Juliana decided to find out. In the cool morning breeze through the open window, she called Jillie and then waited, absently petting Pavlo’s long, sleek head and listening to the manor come to life—the call of the goose girl, the sound of shutters being opened, the scolding of chickens, voices from the bakehouse. A few moments later, Jillie came into the room, balancing a salver between her arm and hip.

“Ah, you’re awake, then,” she said briskly, thumping the tray down on a spindly gaming table. “Good morrow, milady. Hungry?”

“Always,” Juliana admitted, throwing back the counterpane. During her years with the gypsies, she had often gone to sleep with hunger gnawing at her belly. Begging, pilfering and poaching had their limits.

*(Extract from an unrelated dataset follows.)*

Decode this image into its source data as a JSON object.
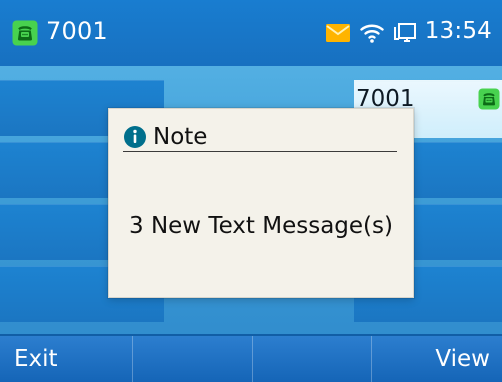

Jillie rummaged in the carved chest at the foot of the bed and emerged with a long wrinkled robe of finely woven wool. As Juliana put her hands through the gaping armholes, the scent of lavender and bergamot rose from the garment.

“Uneven dye job,” Jillie muttered, shaking out the folds. “Me da does better work—when he can get it.”

“Is there no work for a dyer, then?” Juliana peered at the thin brown liquid in the cup.

“Time was, he had the vats in the dying shed bubbling day and night—year ’round. But the trades have been moving to the cities—to Bath, to Salisbury and even London town.”

Juliana took a sip. Small ale. Hardly her favorite for breaking her fast. She bit into the bread. The flour had been coarse ground and was mealy; her teeth crunched down on a hard piece of chaff. She was going to have to make some changes around here.

With elaborate casualness she said to Jillie, “Didn’t the former baroness patronize local tradesmen?” She crumbled the bread crust between her fingers. “Dyers, millers and such?”

“No.” Jillie looked down at her large red hands. “The lady Margaret never seemed to…to think of such things.”

Margaret. Her name was Margaret. “I see. What sorts of things did she think of?”